The entirety of my life does not need to be hard, this is what I realized. This is why I began to look to the universe and ask for something sweet. It's as if I woke up one day and realized the words I speak to my children, you can have anything you want. So, what did I want?
Sweetness. Laughter. Truth. Love.
I've worked so hard all my life to overcome those adversities that were given to me, I have focused my life on that work. I will always continue the work, but now I want to change my focus.
Deserve isn't the right word. After all that hard work, I deserve something sweet, but I can't find a better one right now.
Maybe it's after all that hard work, I am ready to let sweetness, love, laughter, and truth in. Yes, that is it.

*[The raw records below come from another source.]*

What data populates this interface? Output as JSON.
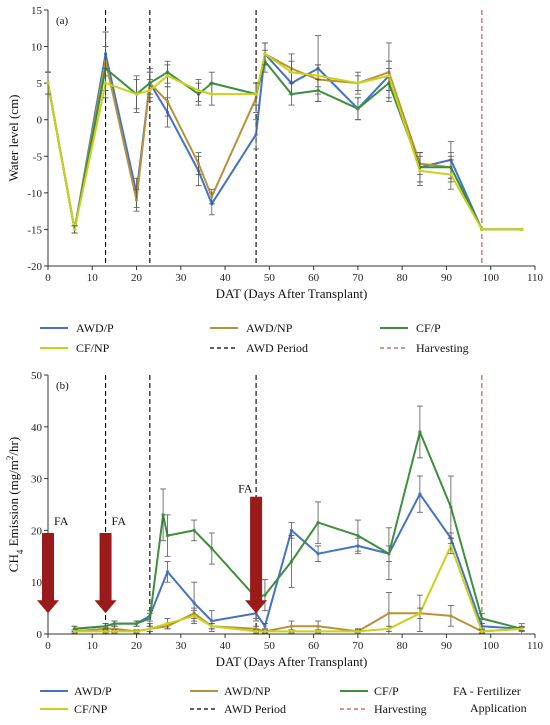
{
  "chart_data": [
    {
      "type": "line",
      "panel_label": "(a)",
      "xlabel": "DAT (Days After Transplant)",
      "ylabel": "Water level (cm)",
      "xlim": [
        0,
        110
      ],
      "ylim": [
        -20,
        15
      ],
      "x_ticks": [
        0,
        10,
        20,
        30,
        40,
        50,
        60,
        70,
        80,
        90,
        100,
        110
      ],
      "y_ticks": [
        -20,
        -15,
        -10,
        -5,
        0,
        5,
        10,
        15
      ],
      "grid": false,
      "legend_position": "bottom",
      "vlines": [
        {
          "x": 13,
          "style": "AWD Period"
        },
        {
          "x": 23,
          "style": "AWD Period"
        },
        {
          "x": 47,
          "style": "AWD Period"
        },
        {
          "x": 98,
          "style": "Harvesting"
        }
      ],
      "series": [
        {
          "name": "AWD/P",
          "color": "#4472C4",
          "x": [
            0,
            6,
            13,
            20,
            23,
            27,
            34,
            37,
            47,
            49,
            55,
            61,
            70,
            77,
            84,
            91,
            98,
            107
          ],
          "y": [
            5,
            -15,
            9,
            -10,
            5,
            1,
            -7,
            -11.5,
            -2,
            9,
            5,
            7,
            1.5,
            6,
            -6.5,
            -5.5,
            -15,
            -15
          ],
          "err": [
            1.5,
            0.5,
            3,
            2,
            1.5,
            2,
            2,
            1.5,
            2,
            1.5,
            1.5,
            4.5,
            1.5,
            2,
            2,
            2.5,
            0,
            0
          ]
        },
        {
          "name": "AWD/NP",
          "color": "#B8923A",
          "x": [
            0,
            6,
            13,
            20,
            23,
            27,
            34,
            37,
            47,
            49,
            55,
            61,
            70,
            77,
            84,
            91,
            98,
            107
          ],
          "y": [
            5,
            -15,
            8,
            -11,
            5,
            2.5,
            -6,
            -10.5,
            3,
            9,
            7,
            5.5,
            5,
            6.5,
            -6,
            -6.5,
            -15,
            -15
          ],
          "err": [
            1.5,
            0.5,
            4,
            1.5,
            2,
            2,
            1.5,
            1,
            2,
            1.5,
            2,
            2,
            1,
            4,
            1.5,
            1.5,
            0,
            0
          ]
        },
        {
          "name": "CF/P",
          "color": "#3E8E3E",
          "x": [
            0,
            6,
            13,
            20,
            23,
            27,
            34,
            37,
            47,
            49,
            55,
            61,
            70,
            77,
            84,
            91,
            98,
            107
          ],
          "y": [
            5,
            -15,
            7,
            3.5,
            5,
            6.5,
            3.5,
            5,
            3.5,
            8,
            3.5,
            4,
            1.5,
            5,
            -6.5,
            -6.5,
            -15,
            -15
          ],
          "err": [
            1.5,
            0.5,
            3,
            2.5,
            1.5,
            1.5,
            1.5,
            1.5,
            1.5,
            1.5,
            1.5,
            1.5,
            1.5,
            2,
            2,
            2,
            0,
            0
          ]
        },
        {
          "name": "CF/NP",
          "color": "#C9D21B",
          "x": [
            0,
            6,
            13,
            20,
            23,
            27,
            34,
            37,
            47,
            49,
            55,
            61,
            70,
            77,
            84,
            91,
            98,
            107
          ],
          "y": [
            5,
            -15,
            5,
            3.5,
            4,
            6,
            4,
            3.5,
            3.5,
            9,
            6.5,
            6,
            5,
            6,
            -7,
            -7.5,
            -15,
            -15
          ],
          "err": [
            1.5,
            0.5,
            2,
            2,
            1.5,
            1.5,
            1.5,
            1.5,
            1.5,
            1.5,
            1.5,
            1.5,
            1.5,
            2,
            2,
            2,
            0,
            0
          ]
        }
      ]
    },
    {
      "type": "line",
      "panel_label": "(b)",
      "xlabel": "DAT (Days After Transplant)",
      "ylabel": "CH4 Emission (mg/m2/hr)",
      "xlim": [
        0,
        110
      ],
      "ylim": [
        0,
        50
      ],
      "x_ticks": [
        0,
        10,
        20,
        30,
        40,
        50,
        60,
        70,
        80,
        90,
        100,
        110
      ],
      "y_ticks": [
        0,
        10,
        20,
        30,
        40,
        50
      ],
      "grid": false,
      "legend_position": "bottom",
      "vlines": [
        {
          "x": 13,
          "style": "AWD Period"
        },
        {
          "x": 23,
          "style": "AWD Period"
        },
        {
          "x": 47,
          "style": "AWD Period"
        },
        {
          "x": 98,
          "style": "Harvesting"
        }
      ],
      "annotations": [
        {
          "text": "FA",
          "x": 0
        },
        {
          "text": "FA",
          "x": 13
        },
        {
          "text": "FA",
          "x": 47
        }
      ],
      "series": [
        {
          "name": "AWD/P",
          "color": "#4472C4",
          "x": [
            6,
            13,
            15,
            20,
            23,
            27,
            33,
            37,
            47,
            49,
            55,
            61,
            70,
            77,
            84,
            91,
            98,
            107
          ],
          "y": [
            1,
            1.5,
            2,
            2,
            3.5,
            12,
            6,
            2.5,
            4,
            1.5,
            20,
            15.5,
            17,
            15.5,
            27,
            18.5,
            1.5,
            1
          ],
          "err": [
            0.5,
            0.5,
            0.5,
            0.5,
            1,
            2,
            4,
            2,
            1.5,
            0.5,
            1.5,
            1.5,
            1.5,
            1.5,
            3.5,
            1,
            0.5,
            0.5
          ]
        },
        {
          "name": "AWD/NP",
          "color": "#B8923A",
          "x": [
            6,
            13,
            15,
            20,
            23,
            27,
            33,
            37,
            47,
            49,
            55,
            61,
            70,
            77,
            84,
            91,
            98,
            107
          ],
          "y": [
            0.5,
            1,
            1,
            0.5,
            1,
            1.5,
            4,
            1.5,
            1,
            0.5,
            1.5,
            1.5,
            0.5,
            4,
            4,
            3.5,
            0.5,
            1
          ],
          "err": [
            0.3,
            0.3,
            0.5,
            0.3,
            0.5,
            0.5,
            1,
            0.5,
            0.5,
            0.3,
            1,
            1,
            0.5,
            4,
            3.5,
            2,
            0.3,
            0.3
          ]
        },
        {
          "name": "CF/P",
          "color": "#3E8E3E",
          "x": [
            6,
            13,
            15,
            20,
            23,
            26,
            27,
            33,
            37,
            47,
            49,
            55,
            61,
            70,
            77,
            84,
            91,
            98,
            107
          ],
          "y": [
            1,
            1.5,
            2,
            2,
            3,
            23,
            19,
            20,
            16.5,
            7,
            7.5,
            14,
            21.5,
            19,
            15.5,
            39,
            24.5,
            3,
            1
          ],
          "err": [
            0.5,
            0.5,
            0.5,
            0.5,
            1,
            5,
            4,
            2,
            3,
            4,
            3,
            5,
            4,
            3,
            5,
            5,
            6,
            1,
            1
          ]
        },
        {
          "name": "CF/NP",
          "color": "#C9D21B",
          "x": [
            6,
            13,
            15,
            20,
            23,
            27,
            33,
            37,
            47,
            49,
            55,
            61,
            70,
            77,
            84,
            91,
            98,
            107
          ],
          "y": [
            0.5,
            0.5,
            0.5,
            0.5,
            1,
            2,
            3.5,
            1.5,
            0.5,
            0.5,
            0.5,
            0.5,
            0.5,
            1,
            4,
            17,
            0.5,
            1
          ],
          "err": [
            0.3,
            0.3,
            0.3,
            0.3,
            0.5,
            1,
            1,
            0.5,
            0.3,
            0.3,
            0.3,
            0.3,
            0.3,
            0.5,
            1,
            1.5,
            0.3,
            0.3
          ]
        }
      ]
    }
  ],
  "legend_a": {
    "items": [
      {
        "label": "AWD/P",
        "color": "#4472C4",
        "dash": false
      },
      {
        "label": "AWD/NP",
        "color": "#B8923A",
        "dash": false
      },
      {
        "label": "CF/P",
        "color": "#3E8E3E",
        "dash": false
      },
      {
        "label": "CF/NP",
        "color": "#C9D21B",
        "dash": false
      },
      {
        "label": "AWD Period",
        "color": "#000000",
        "dash": true
      },
      {
        "label": "Harvesting",
        "color": "#C0504D",
        "dash": true
      }
    ]
  },
  "legend_b": {
    "items": [
      {
        "label": "AWD/P",
        "color": "#4472C4",
        "dash": false
      },
      {
        "label": "AWD/NP",
        "color": "#B8923A",
        "dash": false
      },
      {
        "label": "CF/P",
        "color": "#3E8E3E",
        "dash": false
      },
      {
        "label": "CF/NP",
        "color": "#C9D21B",
        "dash": false
      },
      {
        "label": "AWD Period",
        "color": "#000000",
        "dash": true
      },
      {
        "label": "Harvesting",
        "color": "#C0504D",
        "dash": true
      }
    ],
    "fa_note_line1": "FA - Fertilizer",
    "fa_note_line2": "Application"
  },
  "colors": {
    "awd_period": "#000000",
    "harvesting": "#C0504D",
    "fa_arrow": "#9B1B1B"
  }
}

I wouldn't let it in, I wasn't willing to have people in my life that hadn't experienced life the way I had. They were not a fit. I needed those hard, dirty people around me. My people. Those of my people that had chosen to live a better life but still carried the scars. The wounded. I was one of the wounded.
I am not anymore. I do not wish to live out the rest of my life on the backs of my scars. I'm ready to let those go. I am ready to accept a different kind of love. An innocent love, free of battle boundaries.
Now, universe, the only boundaries I ask for are love, kindness, and truth. If this type of free love challenges me to be more open, less guarded, then I aspire to be ready. From the bottom of my soul.
I also ask for balance so that I can bring the best of me into my work, the success of this company and my coworkers. I ask for the wisdom, ambition, and success.
For my children, I ask for the purest of love to act as their strength to build their lives, their truths, their passions.
For Chris, I pray - with all my heart - that he will find the same epiphany I did, the willingness to let joy in. To not ride the rest of this life out on the backs of scars.
For me, I ask for a pleasant and wisely charmed life.